According is Governor Bobby Jindal of Louisiana we should teach the facts of science. In an interview, NBC’s Hoda Kotb asked Governor Jindal if creationism should be taught in our schools. The obvious answer is yes. In 2008, Jindal signed the Louisiana Science Education Act, which modeled after a bill written by the American Legislative Exchange Council (ALEC) as Academic Freedom Bills. The Louisiana senate passed the bill unanimously, and in the House, the vote was 94-3. Only three legislators opposed the bill in Louisiana. When Jindal talks about science education, as he did at a forum in New Orleans, we should check what he says in the context of how political activities of the right-wing through the activities of ALEC, and the Discovery Institute have influenced his thinking. Jindal signed the Louisiana Science Education, which many observers suggest is an anti-science bill. Jindal knows better, but it is politically incorrect for him to put trust in the science educators of Louisiana who have opposed the Science Education Act since he signed it. A former high school student, now an undergraduate at Rice University, has headed a campaign to change the Louisiana law. Here is what I wrote about this activist science educator on this blog last month:
Zack Kopplin is an American science education activist.

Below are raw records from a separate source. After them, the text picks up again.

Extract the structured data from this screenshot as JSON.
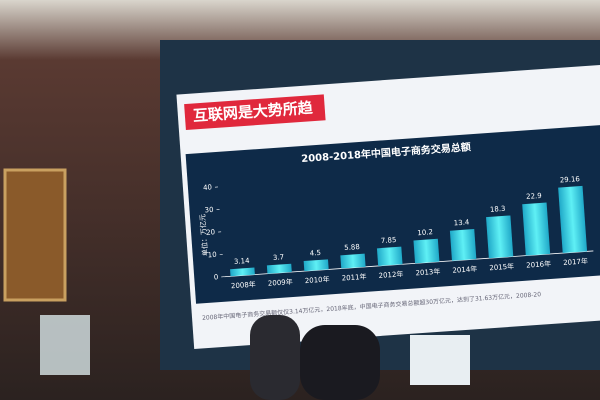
{
  "header": {
    "title": "互联网是大势所趋"
  },
  "chart_data": {
    "type": "bar",
    "title": "2008-2018年中国电子商务交易总额",
    "y_label": "单位：万亿元",
    "categories": [
      "2008年",
      "2009年",
      "2010年",
      "2011年",
      "2012年",
      "2013年",
      "2014年",
      "2015年",
      "2016年",
      "2017年"
    ],
    "values": [
      3.14,
      3.7,
      4.5,
      5.88,
      7.85,
      10.2,
      13.4,
      18.3,
      22.9,
      29.16
    ],
    "color": "#2fd0e0",
    "ylim": [
      0,
      40
    ],
    "yticks": [
      0,
      10,
      20,
      30,
      40
    ]
  },
  "footnote": "2008年中国电子商务交易额仅仅3.14万亿元，2018年底，中国电子商务交易总额超30万亿元，达到了31.63万亿元，2008-20"
}
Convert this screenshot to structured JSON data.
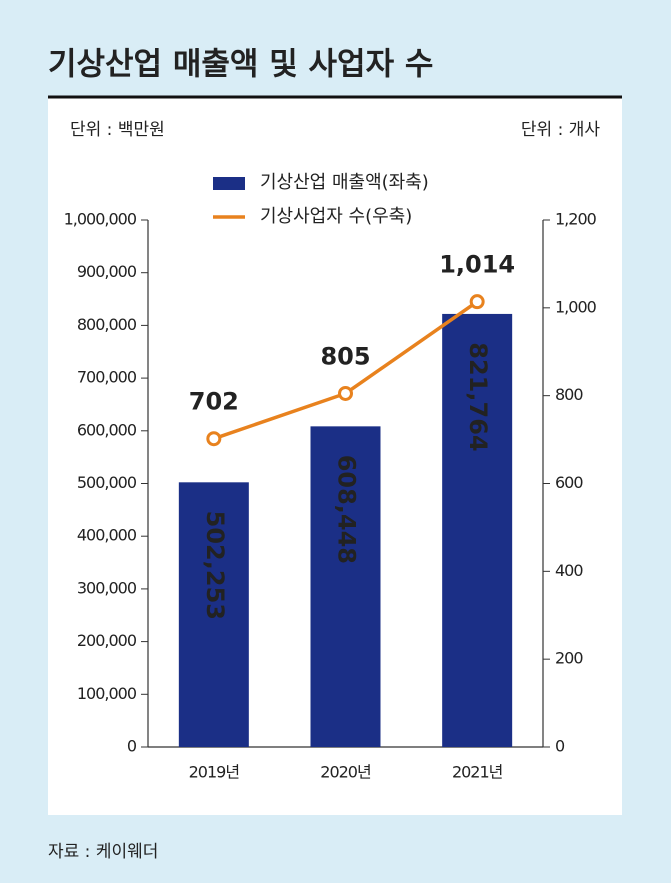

While he was a high school student at Baton Rouge Magnet High School, the Louisiana legislature passed the Louisiana Science Education Act signed by Governor Bobby Jindal. Zack Kopplin, who is now a history major at Rice University was very surprised that Governor Jindal signed this anti-science act, especially since Jindal has a degree in biology, and was a Rhodes Scholar. In his senior project, Kopplin initiated a campaign to repeal the Louisiana Act by recruiting Professor Barbara Forest, a philosophy professor who had testified in the 2005 Dover intelligent design/creationism case in Pennsylvania. He also teamed with Louisiana State Senator Karen Carter Peterson to write bills to repeal the act. Seventy-eight Nobel Laureates have also signed on to support Zack Kopplin. The AAAS and 70,000 people have signed his change.org petition.
Kopplin was interviewed by Bill Moyers. When Kopplin answered Moyers’ question, “What was it about the Louisiana Science Education Act that you didn’t like?, here is what Kopplin said:
Well, this law allows supplemental materials into our public school biology classrooms to quote, “critique controversial theories,” like evolution and climate change. Now, evolution and climate change aren’t scientifically controversial, but they are controversial to Louisiana legislators. And basically, everyone who looked at this law knew it was just a backdoor to sneak creationism into public school science classes.
Here is a clip from the full interview between Jindal and Kotb. Its only three minutes, and I do suggest you watch it before going on.
According to Jindal, evolution, global warming and climate change, creationism, and intelligent design should be taught in the science classroom in Louisiana schools. In his view, we should teach the facts, and let the student decide what do believe. Jindal, in his interview, put it this way:
We have what’s called the Science Education Act that says that if a teacher wants to supplement those materials, if the school board is okay with that, if the state school board is okay with that, they can supplement those materials. … Let’s teach them — I’ve got no problem if a school board, a local school board, says we want to teach our kids about creationism, that people, some people, have these beliefs as well, let’s teach them about ‘intelligent design’.” “What are we scared of?” he asked. (excerpted from the National Center for Science Education article, Jindal connects the dots.)
Jindal undermines the nature of science, and nature of science teaching when he make statements like these. He undermines science teaching by ignoring the difference between science and religion, and being party to groups that disguise their intent of teaching creationism and intelligent design by spraying or crop dusting the legislatures with bills such as the Academic Freedom bill. Jindal claims that we should teach the facts of science to the kids in Louisiana. The problem is, I don’t think he knows the difference between a fact and a theory, or a law, or for that matter a religious belief.
What do you think about the remarks that Jindal made about the nature of science teaching?